Start with the consumer motivation, not the product. Show your buyer where demand is moving in their category, what the lifecycle stage of the key signals is, and why your product owns the relevant occasion or claim. Retailers respond to consumer evidence because it gives them something to take into their own internal planning conversations. The category management vs consumer demand guide covers the practical steps for building that argument.
The categories growing fastest in 2026 are moving faster than annual planning cycles can track. Signals at the emerging stage today can reach trending within six months. A quarterly review tied to live consumer demand data is a minimum. For brands heading into a major shelf reset or innovation sprint, a current data read in the four to six weeks before that meeting is where the competitive edge lives.
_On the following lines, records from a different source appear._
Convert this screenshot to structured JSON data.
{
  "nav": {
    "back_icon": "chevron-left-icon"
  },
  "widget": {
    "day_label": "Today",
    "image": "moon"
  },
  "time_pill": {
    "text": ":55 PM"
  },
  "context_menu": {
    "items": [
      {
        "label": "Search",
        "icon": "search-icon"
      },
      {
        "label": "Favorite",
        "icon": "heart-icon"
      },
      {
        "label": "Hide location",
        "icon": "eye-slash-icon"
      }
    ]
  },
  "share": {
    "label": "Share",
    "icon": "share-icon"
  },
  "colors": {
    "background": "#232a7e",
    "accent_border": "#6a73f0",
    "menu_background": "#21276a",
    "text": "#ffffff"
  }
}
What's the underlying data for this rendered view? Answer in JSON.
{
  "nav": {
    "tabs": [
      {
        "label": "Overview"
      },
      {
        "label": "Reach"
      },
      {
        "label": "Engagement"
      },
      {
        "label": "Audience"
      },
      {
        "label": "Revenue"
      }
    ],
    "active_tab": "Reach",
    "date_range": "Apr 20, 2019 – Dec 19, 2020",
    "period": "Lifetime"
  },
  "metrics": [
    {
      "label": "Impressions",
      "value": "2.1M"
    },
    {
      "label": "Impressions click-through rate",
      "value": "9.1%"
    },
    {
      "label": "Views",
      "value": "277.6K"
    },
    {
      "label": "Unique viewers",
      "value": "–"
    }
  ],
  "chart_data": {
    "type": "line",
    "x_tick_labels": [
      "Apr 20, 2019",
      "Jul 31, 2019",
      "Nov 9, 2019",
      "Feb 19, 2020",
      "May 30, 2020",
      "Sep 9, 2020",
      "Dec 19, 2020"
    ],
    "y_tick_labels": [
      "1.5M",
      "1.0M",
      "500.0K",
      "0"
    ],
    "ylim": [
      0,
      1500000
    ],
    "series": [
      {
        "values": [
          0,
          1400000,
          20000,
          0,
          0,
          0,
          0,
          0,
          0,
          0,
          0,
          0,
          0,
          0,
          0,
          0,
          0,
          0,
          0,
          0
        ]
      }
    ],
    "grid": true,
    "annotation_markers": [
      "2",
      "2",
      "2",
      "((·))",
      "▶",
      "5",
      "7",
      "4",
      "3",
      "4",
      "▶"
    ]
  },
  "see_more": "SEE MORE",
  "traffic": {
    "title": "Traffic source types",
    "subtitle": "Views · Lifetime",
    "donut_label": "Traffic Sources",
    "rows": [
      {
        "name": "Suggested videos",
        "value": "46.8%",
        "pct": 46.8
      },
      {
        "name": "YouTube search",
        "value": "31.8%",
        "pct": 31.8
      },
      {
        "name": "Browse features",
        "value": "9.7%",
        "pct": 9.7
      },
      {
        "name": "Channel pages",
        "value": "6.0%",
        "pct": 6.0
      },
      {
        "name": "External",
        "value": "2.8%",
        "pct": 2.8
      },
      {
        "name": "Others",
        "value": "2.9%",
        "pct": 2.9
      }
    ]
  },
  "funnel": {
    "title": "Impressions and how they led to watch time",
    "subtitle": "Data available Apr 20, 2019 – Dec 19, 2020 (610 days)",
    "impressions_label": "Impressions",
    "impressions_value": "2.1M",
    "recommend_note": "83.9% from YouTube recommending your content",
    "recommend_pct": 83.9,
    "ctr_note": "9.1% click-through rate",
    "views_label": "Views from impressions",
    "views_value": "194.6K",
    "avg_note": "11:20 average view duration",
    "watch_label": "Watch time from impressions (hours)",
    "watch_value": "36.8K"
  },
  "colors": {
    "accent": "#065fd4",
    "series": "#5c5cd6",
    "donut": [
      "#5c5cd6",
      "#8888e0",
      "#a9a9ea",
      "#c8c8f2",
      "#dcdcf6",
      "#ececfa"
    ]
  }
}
The Tastewise 2026 food and beverage trend forecast gives your team the category-level view to plan around.
Consumer need share is the share of consumers in a category who express a specific motivation or benefit when they buy, out of all the consumer signals Tastewise tracks in that category. A 66.8% consumer need share for gut health in fermented beverages means about two-thirds of demand in that category is tied to the gut health motivation. It is not market share. It measures what consumers want from the category rather than what they are buying today.
Tastewise sorts food signals into emerging, trending, mainstream, and mature stages. An emerging signal is growing quickly but has not reached wide retail or foodservice adoption, while a trending signal has crossed into broad consumer awareness and is starting to show retail velocity. In practice, emerging is the earlier, higher-runway window, and trending means mainstream shoppers are already seeking the item out.